Start OpenRefine, which will open in your browser (at the address http://127.0.0.0:3333). Once OpenRefine is launched in your browser, the left margin has options to:

  • Create Project
  • Open Project
  • Import Project
  • Language Settings
  1. Click Create Project from the left margin and select then This Computer (because you’re uploading data from your computer).

  2. Click Choose Files and browse to where you stored the file Portal_rodents_19772002_simplified.csv. Select the file and click Open, or just double-click on the filename.

Menu to create a new project
  1. Click Next>> under the browse button to upload the data into OpenRefine.

  2. On the next screen, OpenRefine will present you with a preview of your data. You can check here for obvious errors, if, for example, your file was tab-delimited rather than comma-delimited, the preview would look strange (and you could correct it by choosing the correct separator and clicking the Update Preview button on the right.

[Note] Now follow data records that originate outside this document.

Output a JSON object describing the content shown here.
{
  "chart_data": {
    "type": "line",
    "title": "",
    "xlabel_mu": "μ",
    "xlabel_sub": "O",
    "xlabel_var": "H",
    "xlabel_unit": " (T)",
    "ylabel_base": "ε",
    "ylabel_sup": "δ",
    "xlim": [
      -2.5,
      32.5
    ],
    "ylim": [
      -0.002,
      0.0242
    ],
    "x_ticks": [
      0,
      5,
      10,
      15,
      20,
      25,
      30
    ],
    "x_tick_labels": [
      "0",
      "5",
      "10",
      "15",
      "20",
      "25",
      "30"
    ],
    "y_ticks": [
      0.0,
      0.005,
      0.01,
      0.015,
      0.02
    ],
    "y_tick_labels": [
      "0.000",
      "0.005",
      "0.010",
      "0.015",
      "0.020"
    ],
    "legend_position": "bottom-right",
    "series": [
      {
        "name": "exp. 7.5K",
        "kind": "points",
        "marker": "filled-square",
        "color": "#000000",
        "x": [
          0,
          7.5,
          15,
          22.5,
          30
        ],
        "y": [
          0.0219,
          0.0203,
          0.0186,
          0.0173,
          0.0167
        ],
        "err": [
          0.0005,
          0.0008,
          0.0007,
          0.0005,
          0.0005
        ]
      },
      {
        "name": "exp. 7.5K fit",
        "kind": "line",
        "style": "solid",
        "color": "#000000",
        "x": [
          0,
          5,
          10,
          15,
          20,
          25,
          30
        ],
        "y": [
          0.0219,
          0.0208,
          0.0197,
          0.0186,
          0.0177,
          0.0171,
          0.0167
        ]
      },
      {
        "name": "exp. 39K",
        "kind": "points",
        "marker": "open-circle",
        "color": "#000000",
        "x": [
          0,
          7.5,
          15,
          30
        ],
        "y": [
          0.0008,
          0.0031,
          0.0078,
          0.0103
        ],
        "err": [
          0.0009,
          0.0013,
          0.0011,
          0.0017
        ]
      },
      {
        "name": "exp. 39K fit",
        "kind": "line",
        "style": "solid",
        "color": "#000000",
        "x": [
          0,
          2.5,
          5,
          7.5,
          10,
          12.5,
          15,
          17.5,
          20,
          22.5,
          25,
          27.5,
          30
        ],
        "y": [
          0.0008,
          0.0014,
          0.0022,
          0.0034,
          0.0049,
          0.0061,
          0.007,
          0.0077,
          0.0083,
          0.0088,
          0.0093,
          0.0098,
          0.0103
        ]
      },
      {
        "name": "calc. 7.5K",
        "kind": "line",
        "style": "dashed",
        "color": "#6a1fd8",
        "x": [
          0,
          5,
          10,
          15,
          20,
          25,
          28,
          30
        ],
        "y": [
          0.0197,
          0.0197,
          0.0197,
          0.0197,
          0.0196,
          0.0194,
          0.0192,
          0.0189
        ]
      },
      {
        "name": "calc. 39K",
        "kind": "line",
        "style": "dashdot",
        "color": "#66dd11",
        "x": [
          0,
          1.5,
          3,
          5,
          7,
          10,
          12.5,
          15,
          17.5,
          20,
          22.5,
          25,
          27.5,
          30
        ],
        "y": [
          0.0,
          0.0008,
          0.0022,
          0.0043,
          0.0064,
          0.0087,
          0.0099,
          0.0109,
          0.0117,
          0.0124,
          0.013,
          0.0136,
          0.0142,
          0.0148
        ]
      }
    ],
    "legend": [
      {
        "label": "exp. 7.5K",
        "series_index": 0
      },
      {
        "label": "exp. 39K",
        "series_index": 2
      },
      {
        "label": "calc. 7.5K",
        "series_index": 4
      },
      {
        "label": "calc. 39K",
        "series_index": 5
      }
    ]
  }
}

If you selected the wrong file, click <<Start Over at the top left.

  3. In the middle of the page, will be a set of options (Character encoding, etc.). Make sure the tick box next to Trim leading & trailing whitespace from strings is not ticked. (We’re going to need the leading whitespace in one of our examples.)

Menu to import data
  1. If all looks well, click Create Project>> in the top right. You will be presented with a view onto your data. This is OpenRefine!

The columns are all imported as text, even the columns with numbers. We will see how to format the numeric columns in the next episode.

OpenRefine does not modify your original dataset

Once your data is imported into a project - OpenRefine leaves your raw data intact and works on a copy which it creates inside the newly created project. All the data transformation and cleaning steps you apply will be performed on this copy and you can easily undo any changes too.

Keypoints

  • Use the Create Project option to import data
  • You can control how data imports using options on the import screen
  • Several files types may be imported into OpenRefine